Crises of confidence, or "who do you think you are?"

Photo by Patrick Tomasso, unsplash.com
Photo by Patrick Tomasso, unsplash.com

Sometimes I have crises of confidence.

I know, right? “What a shock,” you say. Even though online we present our best possible faces to the world, always doing interesting things or going to exciting places or shooting photos from just this right angle because that makes my nose look less crooked and the funny wrinkles around my mouth that no amount of moisturizer will seem to—uh, never mind. Although that’s probably a topic that I could write about at length, too.

My crises of confidence extend to pretty much every aspect of my life. If you meet me at any point, chances are I’m fretting about something. It may not show (it probably does—it totally shows, doesn’t it?), but like those wrinkles at the edge of my mouth (and the corners of my eyes, and the little frown divots in my forehead—ugh, ANYWAY), the fret is always there. And of course, the funny thing is that most of the things I worry about? I can’t do a damn thing about them. (Kind of like those wrinkles.)

You would think that after writing a book, and then writing another one, it’d get easier, right? That I’d be more confident in my abilities, that I’m capable of not just writing a book, but finishing it and seeing it published?

Au contraire, though. Even though I’ve finished the first draft of my next novel (number three, if you’re keeping track at home), I have a lot of revisions to do on it—and that’s before I even consider showing it to anyone. Every time I open the file, I think to myself, Am I wasting my time on this? What if no one wants to read it? What if no one buys it? What if the readers who liked the first book think this one’s total crap and don’t want to read another thing I write ever again?

It even extends to this blog: Does anyone really need one more person spouting off advice on writing? Stephen King said all writing advice is bullshit, so is this just a case of “less calories, same taste”? What if I just skip it this week? Will anyone notice?

I guess I’ve tied myself in knots often enough, and for long enough, to recognize this spiral when it starts. It’s a narrow place to get yourself caught in, this passage where you set up all these expectations for what you’re writing before you’ve even finished it… sometimes before you’ve even started.

It’s hard to make peace with the fact that, as a writer, so much of publishing is out of your hands, whether you’re traditionally published or going it solo. You (or they—you know, the all-knowing, all-seeing, ambiguous “they”) can do everything right and get everything as polished as possible, and your book can still sink into the bottomless well of Amazon’s algorithms, never to be heard from or read again.

So why do you do it in the first place? That’s what I always have to remind myself about, and what I always have to come back to. What does that look like, exactly? Well, for me it’s remembering that when I was eight years old, I started writing Battlestar Galactica fan fiction. This was in 1979, so it wasn’t even the good Battlestar Galactica. (Eventually, when I was maybe twelve or thirteen, I graduated to a thinly veiled Doctor Who retread.) Or remembering when I was maybe nine or so, and dragging an old manual typewriter out of the shed in our backyard. Why it was in there I don’t know. The memory cheats, of course, so maybe these things didn’t even happen as I remember them, but I remember that it was just plain fun to do.

“Your writing is your art,” someone told Jason Zook (he’s an entrepreneur and I’m probably the least likely person to be following him, as I’m not an entrepreneur, but he’s funny and he’s got a really cute dog, so there you go).
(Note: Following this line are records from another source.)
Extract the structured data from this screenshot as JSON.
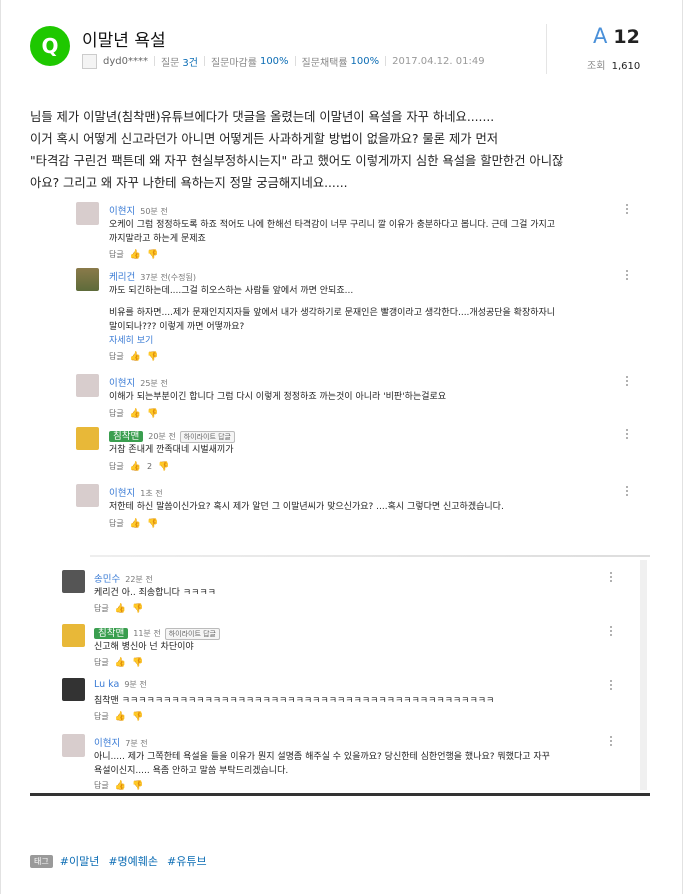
{
  "question": {
    "icon": "Q",
    "title": "이말년 욕설",
    "meta": {
      "username": "dyd0****",
      "questions_label": "질문",
      "questions_count": "3건",
      "deadline_label": "질문마감률",
      "deadline_rate": "100%",
      "adopt_label": "질문채택률",
      "adopt_rate": "100%",
      "date": "2017.04.12. 01:49"
    },
    "answers_icon": "A",
    "answers_count": "12",
    "views_label": "조회",
    "views_count": "1,610",
    "body": [
      "님들 제가 이말년(침착맨)유튜브에다가 댓글을 올렸는데 이말년이 욕설을 자꾸 하네요.......",
      "이거 혹시 어떻게 신고라던가 아니면 어떻게든 사과하게할 방법이 없을까요? 물론 제가 먼저",
      " \"타격감 구린건 팩튼데 왜 자꾸 현실부정하시는지\" 라고 했어도 이렇게까지 심한 욕설을 할만한건 아니잖",
      "아요? 그리고 왜 자꾸 나한테 욕하는지 정말 궁금해지네요......"
    ]
  },
  "comments": [
    {
      "name": "이현지",
      "time": "50분 전",
      "lines": [
        "오케이 그럼 정정하도록 하죠 적어도 나에 한해선 타격감이 너무 구리니 깔 이유가 충분하다고 봅니다. 근데 그걸 가지고",
        "까지말라고 하는게 문제죠"
      ],
      "reply": "답글"
    },
    {
      "name": "케리건",
      "time": "37분 전(수정됨)",
      "lines": [
        "까도 되긴하는데....그걸 히오스하는 사람들 앞에서 까면 안되죠...",
        "",
        "비유를 하자면....제가 문재인지지자들 앞에서 내가 생각하기로 문재인은 빨갱이라고 생각한다....개성공단을 확장하자니",
        "말이되나??? 이렇게 까면 어떻까요?"
      ],
      "more": "자세히 보기",
      "reply": "답글"
    },
    {
      "name": "이현지",
      "time": "25분 전",
      "lines": [
        "이해가 되는부분이긴 합니다 그럼 다시 이렇게 정정하죠 까는것이 아니라 '비판'하는걸로요"
      ],
      "reply": "답글"
    },
    {
      "name": "침착맨",
      "time": "20분 전",
      "badge": "하이라이트 답글",
      "lines": [
        "거참 존내게 깐족대네 시벌새끼가"
      ],
      "reply": "답글",
      "likes": "2"
    },
    {
      "name": "이현지",
      "time": "1초 전",
      "lines": [
        "저한테 하신 말씀이신가요? 혹시 제가 알던 그 이말년씨가 맞으신가요? ....혹시 그렇다면 신고하겠습니다."
      ],
      "reply": "답글"
    },
    {
      "name": "송민수",
      "time": "22분 전",
      "lines": [
        "케리건 아.. 죄송합니다 ㅋㅋㅋㅋ"
      ],
      "reply": "답글"
    },
    {
      "name": "침착맨",
      "time": "11분 전",
      "badge": "하이라이트 답글",
      "lines": [
        "신고해 병신아 넌 차단이야"
      ],
      "reply": "답글"
    },
    {
      "name": "Lu ka",
      "time": "9분 전",
      "lines": [
        "침착맨 ㅋㅋㅋㅋㅋㅋㅋㅋㅋㅋㅋㅋㅋㅋㅋㅋㅋㅋㅋㅋㅋㅋㅋㅋㅋㅋㅋㅋㅋㅋㅋㅋㅋㅋㅋㅋㅋㅋㅋㅋㅋㅋㅋㅋㅋ"
      ],
      "reply": "답글"
    },
    {
      "name": "이현지",
      "time": "7분 전",
      "lines": [
        "아니..... 제가 그쪽한테 욕설을 들을 이유가 뭔지 설명좀 해주실 수 있을까요? 당신한테 심한언행을 했나요? 뭐했다고 자꾸",
        "욕설이신지..... 욕좀 안하고 말씀 부탁드리겠습니다."
      ],
      "reply": "답글"
    }
  ],
  "tags": {
    "label": "태그",
    "items": [
      "#이말년",
      "#명예훼손",
      "#유튜브"
    ]
  },
  "colors": {
    "brand_green": "#1ec800",
    "link_blue": "#3a7bd5",
    "answer_blue": "#4a90d9"
  }
}
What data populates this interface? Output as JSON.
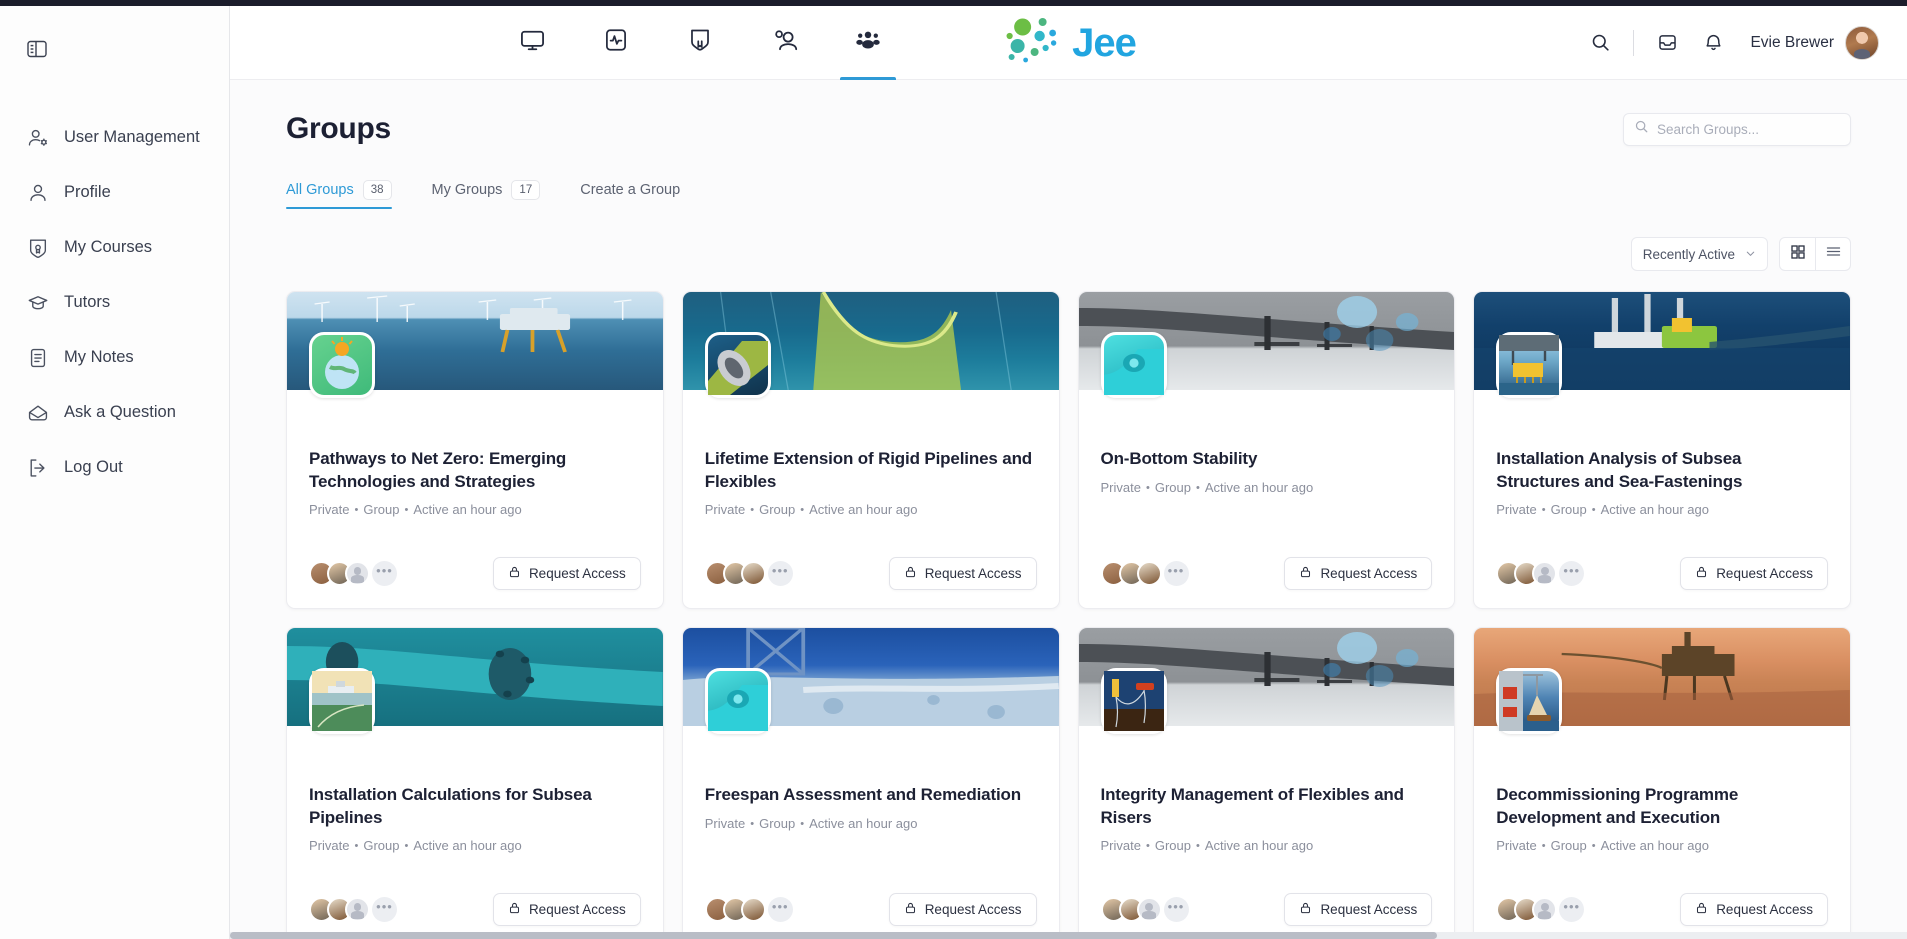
{
  "sidebar": {
    "toggle_icon": "panel-toggle-icon",
    "items": [
      {
        "label": "User Management",
        "icon": "user-settings-icon"
      },
      {
        "label": "Profile",
        "icon": "user-icon"
      },
      {
        "label": "My Courses",
        "icon": "course-badge-icon"
      },
      {
        "label": "Tutors",
        "icon": "graduation-cap-icon"
      },
      {
        "label": "My Notes",
        "icon": "note-icon"
      },
      {
        "label": "Ask a Question",
        "icon": "envelope-icon"
      },
      {
        "label": "Log Out",
        "icon": "logout-icon"
      }
    ]
  },
  "header": {
    "nav": [
      {
        "name": "dashboard",
        "icon": "monitor-icon",
        "active": false
      },
      {
        "name": "activity",
        "icon": "activity-pulse-icon",
        "active": false
      },
      {
        "name": "courses",
        "icon": "course-badge-icon",
        "active": false
      },
      {
        "name": "people",
        "icon": "users-icon",
        "active": false
      },
      {
        "name": "groups",
        "icon": "group-people-icon",
        "active": true
      }
    ],
    "logo_text": "Jee",
    "logo_color": "#21a5e0",
    "logo_dot_colors": [
      "#6cbe45",
      "#4cb680",
      "#3bb5a8",
      "#31b7c9",
      "#2aa8dd"
    ],
    "actions": [
      {
        "name": "search",
        "icon": "search-icon"
      },
      {
        "name": "inbox",
        "icon": "inbox-icon"
      },
      {
        "name": "notifications",
        "icon": "bell-icon"
      }
    ],
    "user_name": "Evie Brewer"
  },
  "page": {
    "title": "Groups",
    "search": {
      "placeholder": "Search Groups...",
      "value": ""
    },
    "tabs": [
      {
        "label": "All Groups",
        "badge": "38",
        "active": true
      },
      {
        "label": "My Groups",
        "badge": "17",
        "active": false
      },
      {
        "label": "Create a Group",
        "badge": "",
        "active": false
      }
    ],
    "sort": {
      "label": "Recently Active"
    },
    "view_modes": [
      {
        "name": "grid-view",
        "icon": "grid-icon",
        "active": true
      },
      {
        "name": "list-view",
        "icon": "list-icon",
        "active": false
      }
    ]
  },
  "accent_color": "#2e9ad6",
  "groups": [
    {
      "title": "Pathways to Net Zero: Emerging Technologies and Strategies",
      "privacy": "Private",
      "type": "Group",
      "activity": "Active an hour ago",
      "action_label": "Request Access",
      "action_icon": "lock-icon",
      "members_shown": 2,
      "has_placeholder_member": true,
      "more_label": "•••",
      "cover_style": "offshore-wind-farm",
      "badge_style": "net-zero-globe"
    },
    {
      "title": "Lifetime Extension of Rigid Pipelines and Flexibles",
      "privacy": "Private",
      "type": "Group",
      "activity": "Active an hour ago",
      "action_label": "Request Access",
      "action_icon": "lock-icon",
      "members_shown": 3,
      "has_placeholder_member": false,
      "more_label": "•••",
      "cover_style": "subsea-cable-deep-blue",
      "badge_style": "pipeline-cross-section"
    },
    {
      "title": "On-Bottom Stability",
      "privacy": "Private",
      "type": "Group",
      "activity": "Active an hour ago",
      "action_label": "Request Access",
      "action_icon": "lock-icon",
      "members_shown": 3,
      "has_placeholder_member": false,
      "more_label": "•••",
      "cover_style": "grey-pipeline-shore",
      "badge_style": "teal-pipe-joint"
    },
    {
      "title": "Installation Analysis of Subsea Structures and Sea-Fastenings",
      "privacy": "Private",
      "type": "Group",
      "activity": "Active an hour ago",
      "action_label": "Request Access",
      "action_icon": "lock-icon",
      "members_shown": 2,
      "has_placeholder_member": true,
      "more_label": "•••",
      "cover_style": "jackup-rig-vessel",
      "badge_style": "subsea-lift"
    },
    {
      "title": "Installation Calculations for Subsea Pipelines",
      "privacy": "Private",
      "type": "Group",
      "activity": "Active an hour ago",
      "action_label": "Request Access",
      "action_icon": "lock-icon",
      "members_shown": 2,
      "has_placeholder_member": true,
      "more_label": "•••",
      "cover_style": "teal-pipeline-flange",
      "badge_style": "sunset-lay-vessel"
    },
    {
      "title": "Freespan Assessment and Remediation",
      "privacy": "Private",
      "type": "Group",
      "activity": "Active an hour ago",
      "action_label": "Request Access",
      "action_icon": "lock-icon",
      "members_shown": 3,
      "has_placeholder_member": false,
      "more_label": "•••",
      "cover_style": "rocky-seabed-blue",
      "badge_style": "teal-pipe-joint"
    },
    {
      "title": "Integrity Management of Flexibles and Risers",
      "privacy": "Private",
      "type": "Group",
      "activity": "Active an hour ago",
      "action_label": "Request Access",
      "action_icon": "lock-icon",
      "members_shown": 2,
      "has_placeholder_member": true,
      "more_label": "•••",
      "cover_style": "grey-pipeline-shore",
      "badge_style": "riser-night-rig"
    },
    {
      "title": "Decommissioning Programme Development and Execution",
      "privacy": "Private",
      "type": "Group",
      "activity": "Active an hour ago",
      "action_label": "Request Access",
      "action_icon": "lock-icon",
      "members_shown": 2,
      "has_placeholder_member": true,
      "more_label": "•••",
      "cover_style": "sunset-platform",
      "badge_style": "lifeboat-davit"
    }
  ]
}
Succeeding at your art doesn’t mean tons of sales—that does mean something, but it’s more like succeeding at sales, regardless of artistic merit. That doesn’t mean sales are bad [insert subliminal “buy my book” message here], but that’s so far out of your hands that it’s insanity to peg it as your goal.

You’re never guaranteed an audience. It’s not like you inherently deserve one. (And when I say “you,” of course, I actually mean “I.”) What can you do that’s totally in your control in order to measure your art as a success? In my case, it’s each successive draft I finish, or each new story that I write. And it’s definitely dragging myself out of the spiral of self-doubt and getting back to work on the reason I do this in the first place: because regardless of how many people read them, I love telling stories.